Excellent work! Both SQL Server and PostgreSQL are very popular SQL flavors. As your SQL journey continues, you’re sure to see their names pop up!
Limiting results
Let’s take a look at a few of the genres represented in our library’s books.
Recall that limiting results is useful when testing code since result sets can have thousands of results! Queries are often written with a LIMIT of just a few records to test out code before selecting thousands of results from the database.
Let’s practice with LIMIT!
- Using PostgreSQL, select the genre field from the books table; limit the number of results to 10.
-- Select the first 10 genres from books using PostgreSQL
SELECT genre
FROM books
LIMIT 10;
There’s no LIMIT to your SQL skills! Great work. You can see from this exercise how it’s nice to work with small result sets by limiting the number of results.
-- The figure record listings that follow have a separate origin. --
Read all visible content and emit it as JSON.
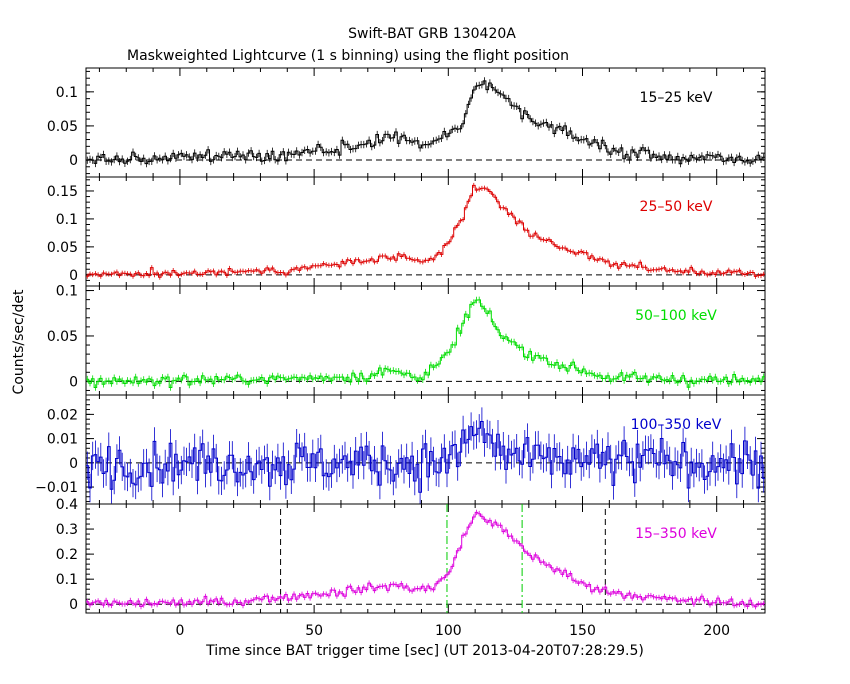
{
  "chart_data": {
    "type": "line",
    "title": "Swift-BAT GRB 130420A",
    "subtitle": "Maskweighted Lightcurve (1 s binning) using the flight position",
    "xlabel": "Time since BAT trigger time [sec] (UT 2013-04-20T07:28:29.5)",
    "ylabel": "Counts/sec/det",
    "xlim": [
      -35,
      218
    ],
    "x_ticks": [
      0,
      50,
      100,
      150,
      200
    ],
    "markers": {
      "black_dashed": [
        37.5,
        158.5
      ],
      "green_dashdot": [
        99.5,
        127.5
      ]
    },
    "panels": [
      {
        "name": "15-25 keV",
        "label": "15–25 keV",
        "color": "#000000",
        "ylim": [
          -0.025,
          0.135
        ],
        "y_ticks": [
          0,
          0.05,
          0.1
        ],
        "y_tick_labels": [
          "0",
          "0.05",
          "0.1"
        ],
        "profile": {
          "x": [
            -35,
            40,
            60,
            75,
            80,
            90,
            95,
            100,
            105,
            110,
            113,
            120,
            130,
            150,
            160,
            180,
            218
          ],
          "y": [
            0.0,
            0.008,
            0.018,
            0.028,
            0.035,
            0.022,
            0.025,
            0.04,
            0.05,
            0.11,
            0.115,
            0.095,
            0.06,
            0.03,
            0.015,
            0.005,
            0.0
          ]
        },
        "noise": 0.006
      },
      {
        "name": "25-50 keV",
        "label": "25–50 keV",
        "color": "#dd0000",
        "ylim": [
          -0.02,
          0.175
        ],
        "y_ticks": [
          0,
          0.05,
          0.1,
          0.15
        ],
        "y_tick_labels": [
          "0",
          "0.05",
          "0.1",
          "0.15"
        ],
        "profile": {
          "x": [
            -35,
            40,
            60,
            75,
            78,
            90,
            95,
            100,
            105,
            110,
            112,
            120,
            130,
            150,
            160,
            180,
            218
          ],
          "y": [
            0.0,
            0.008,
            0.02,
            0.028,
            0.032,
            0.022,
            0.03,
            0.055,
            0.1,
            0.16,
            0.158,
            0.125,
            0.075,
            0.035,
            0.022,
            0.008,
            0.0
          ]
        },
        "noise": 0.005
      },
      {
        "name": "50-100 keV",
        "label": "50–100 keV",
        "color": "#00dd00",
        "ylim": [
          -0.015,
          0.105
        ],
        "y_ticks": [
          0,
          0.05,
          0.1
        ],
        "y_tick_labels": [
          "0",
          "0.05",
          "0.1"
        ],
        "profile": {
          "x": [
            -35,
            40,
            70,
            78,
            90,
            95,
            100,
            105,
            110,
            112,
            120,
            130,
            140,
            150,
            160,
            218
          ],
          "y": [
            0.0,
            0.003,
            0.006,
            0.012,
            0.005,
            0.015,
            0.03,
            0.06,
            0.09,
            0.085,
            0.05,
            0.03,
            0.02,
            0.012,
            0.004,
            0.0
          ]
        },
        "noise": 0.004
      },
      {
        "name": "100-350 keV",
        "label": "100–350 keV",
        "color": "#0000cc",
        "ylim": [
          -0.017,
          0.028
        ],
        "y_ticks": [
          -0.01,
          0,
          0.01,
          0.02
        ],
        "y_tick_labels": [
          "−0.01",
          "0",
          "0.01",
          "0.02"
        ],
        "profile": {
          "x": [
            -35,
            100,
            105,
            110,
            115,
            120,
            130,
            218
          ],
          "y": [
            0.0,
            0.0,
            0.006,
            0.014,
            0.01,
            0.004,
            0.001,
            0.0
          ]
        },
        "noise": 0.0065
      },
      {
        "name": "15-350 keV",
        "label": "15–350 keV",
        "color": "#dd00dd",
        "ylim": [
          -0.035,
          0.4
        ],
        "y_ticks": [
          0,
          0.1,
          0.2,
          0.3,
          0.4
        ],
        "y_tick_labels": [
          "0",
          "0.1",
          "0.2",
          "0.3",
          "0.4"
        ],
        "profile": {
          "x": [
            -35,
            20,
            40,
            60,
            75,
            80,
            90,
            95,
            100,
            105,
            110,
            113,
            120,
            130,
            150,
            160,
            180,
            218
          ],
          "y": [
            0.0,
            0.01,
            0.03,
            0.05,
            0.07,
            0.075,
            0.06,
            0.07,
            0.12,
            0.25,
            0.36,
            0.35,
            0.3,
            0.2,
            0.08,
            0.05,
            0.02,
            0.0
          ]
        },
        "noise": 0.012,
        "show_markers": true
      }
    ]
  }
}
Translating between flavors
In the previous exercise, you wrote the following code using PostgreSQL:
SELECT genre
FROM books
LIMIT 10;
The database in this course is a PostgreSQL database, so you won’t be able to run SQL Server code in any of the exercises. What if you did want to update the above query to work with SQL Server, though? How would you do that?
- Replace FROM with TABLE
- Replace SELECT, FROM, and LIMIT with the corresponding SQL Server keywords
- Replace LIMIT with TOP
- Replace LIMIT with TOP and remove the ; at the end of the query
Looks like you’ve got the flavor of things! Great work. Only a few keyword differences exist between PostgreSQL and SQL Server—most syntax is the same!